RSA 问题的巧妙之处在于,利用群的 closure 性质与费马小定理可得,模意义下的 \(e\) 次方根与模意义下的 \(d\) 次方幂是等价的;其中 \(\gcd(e, \varphi(N))=1\), \(d\equiv e^{-1} \pmod{\varphi(N)}\). 也就是说,如果敌手得知 \(\varphi(N)\),那么他就能通过计算得出 \(d\),从而轻松解决 RSA 问题。

然而得知 \(\varphi(N)\) 也是困难的;这由 Factoring problem 的困难性保证。对于只有两个质因数 \(p,q\) 的模数 \(N\), \(\varphi(N)=\varphi(pq)=\varphi(p)\varphi(q)=(p-1)(q-1)\)。所以,得到 \(\varphi(N)\) 的前提是成功将 \(N\) 分解为 \(p,q\)

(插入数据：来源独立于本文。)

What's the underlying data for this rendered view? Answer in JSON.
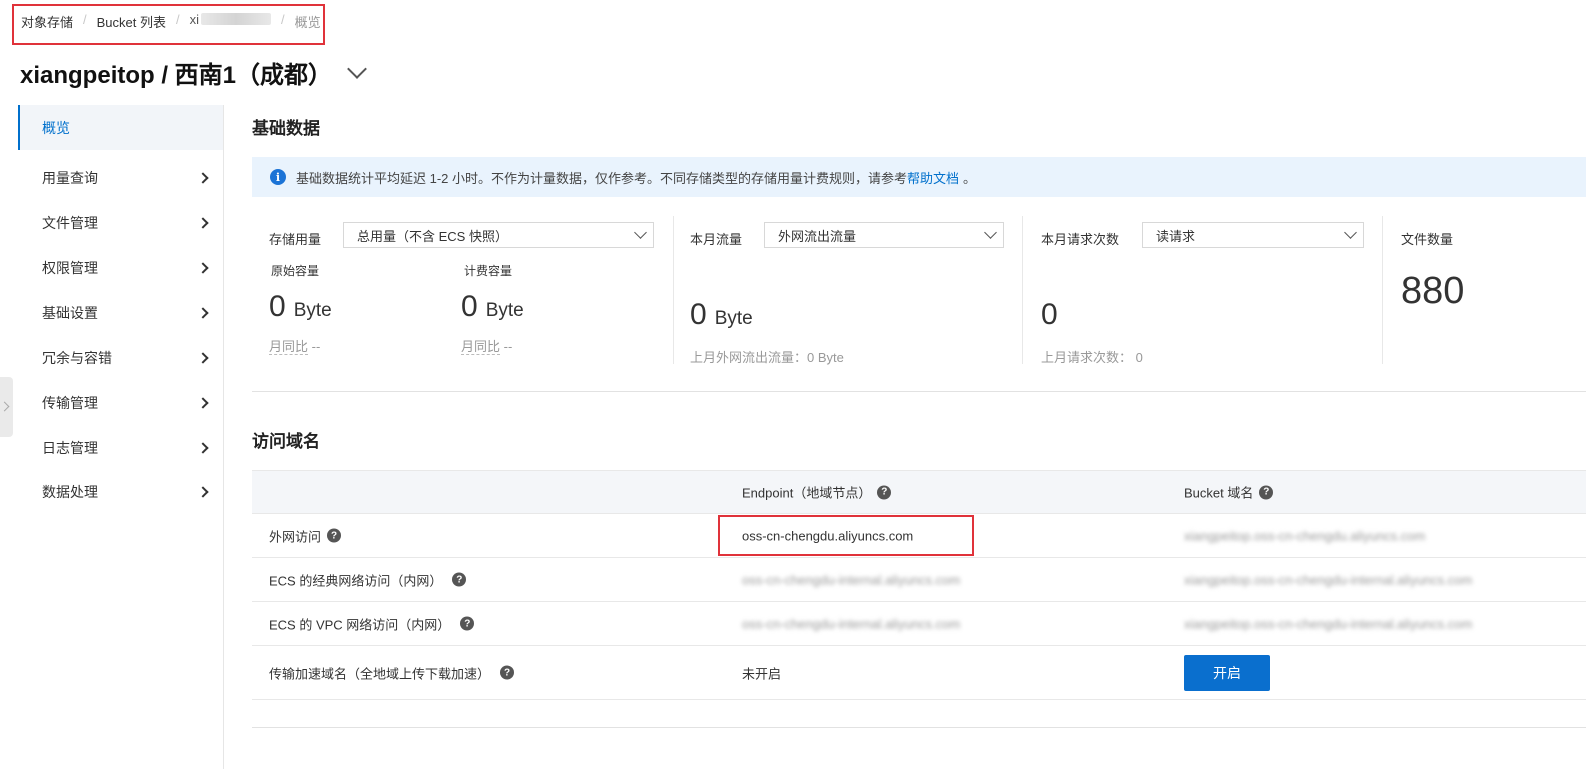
{
  "breadcrumb": {
    "items": [
      "对象存储",
      "Bucket 列表",
      "xi",
      "概览"
    ]
  },
  "header": {
    "title": "xiangpeitop / 西南1（成都）"
  },
  "sidebar": {
    "items": [
      {
        "label": "概览",
        "active": true
      },
      {
        "label": "用量查询"
      },
      {
        "label": "文件管理"
      },
      {
        "label": "权限管理"
      },
      {
        "label": "基础设置"
      },
      {
        "label": "冗余与容错"
      },
      {
        "label": "传输管理"
      },
      {
        "label": "日志管理"
      },
      {
        "label": "数据处理"
      }
    ]
  },
  "basic_data": {
    "title": "基础数据",
    "notice_text": "基础数据统计平均延迟 1-2 小时。不作为计量数据，仅作参考。不同存储类型的存储用量计费规则，请参考",
    "notice_link": "帮助文档",
    "notice_end": "。",
    "storage": {
      "label": "存储用量",
      "select": "总用量（不含 ECS 快照）",
      "raw_label": "原始容量",
      "raw_value": "0",
      "raw_unit": "Byte",
      "raw_mom": "月同比",
      "raw_mom_value": "--",
      "billed_label": "计费容量",
      "billed_value": "0",
      "billed_unit": "Byte",
      "billed_mom": "月同比",
      "billed_mom_value": "--"
    },
    "traffic": {
      "label": "本月流量",
      "select": "外网流出流量",
      "value": "0",
      "unit": "Byte",
      "last_month": "上月外网流出流量：0 Byte"
    },
    "requests": {
      "label": "本月请求次数",
      "select": "读请求",
      "value": "0",
      "last_month": "上月请求次数：  0"
    },
    "files": {
      "label": "文件数量",
      "value": "880"
    }
  },
  "domains": {
    "title": "访问域名",
    "col_endpoint": "Endpoint（地域节点）",
    "col_bucket": "Bucket 域名",
    "rows": [
      {
        "name": "外网访问",
        "endpoint": "oss-cn-chengdu.aliyuncs.com",
        "bucket": "xiangpeitop.oss-cn-chengdu.aliyuncs.com"
      },
      {
        "name": "ECS 的经典网络访问（内网）",
        "endpoint": "oss-cn-chengdu-internal.aliyuncs.com",
        "bucket": "xiangpeitop.oss-cn-chengdu-internal.aliyuncs.com"
      },
      {
        "name": "ECS 的 VPC 网络访问（内网）",
        "endpoint": "oss-cn-chengdu-internal.aliyuncs.com",
        "bucket": "xiangpeitop.oss-cn-chengdu-internal.aliyuncs.com"
      },
      {
        "name": "传输加速域名（全地域上传下载加速）",
        "endpoint": "未开启",
        "button": "开启"
      }
    ]
  },
  "icons": {
    "info": "i",
    "help": "?"
  },
  "colors": {
    "accent": "#0070cc",
    "highlight_border": "#e0323a",
    "notice_bg": "#e9f3fd",
    "button_bg": "#0a6fce"
  }
}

著名的 RSA 公钥加密就应用了这一性质:在该加密中,公钥 \(pk=e\), 私钥 \(sk=d\)。加密 \(Enc_{pk}(m)=m^e\),解密 \(Dec_{sk}(c)=c^d\) (均在 mod \(N\) 意义下)。RSA 问题的困难性保证了任意不持有私钥的敌手无法由密文 \(c=m^e\) 破解消息 \(m\) (即,得到 \(c\) 在模 \(N\) 意义下的 \(e\) 次方根)。


Discrete Logarithm Problem

Fix a cyclic group \(\mathbb{G}\) of order \(q\), and generator \(g\in\mathbb{G}\). We know that \(\{g^0,g^1,...,g^{q-1}\}=\mathbb{G}\).

Equilently, for every \(h\in\mathbb{G}\), there is a unique \(x\in \mathbb{Z}_q\), such that \(g^x=h\). We define \(\log_g{h}\) to be this \(x\). This is the discrete logarithm of \(h\) with respect to \(g\) in the group \(\mathbb{G}\).

Discrete Logarithm problem in \(\mathbb{G}\): Given \(g\in \mathbb{G}\) and uniform \(h\in \mathbb{G}\), compute \(\log_g{h}\).

Discrete-Logarithm Experiment

Similarly, we have the discrete-logarithm experiment \(\mathtt{DLog}_{\mathscr{A}, \mathscr{G}} (n)\) where \(\mathscr{G}\) is an efficient group-generation algorithm that, on input \(1^n\), outputs a cyclic group \(\mathbb{G}\), its order \(q\), and a generator \(g\).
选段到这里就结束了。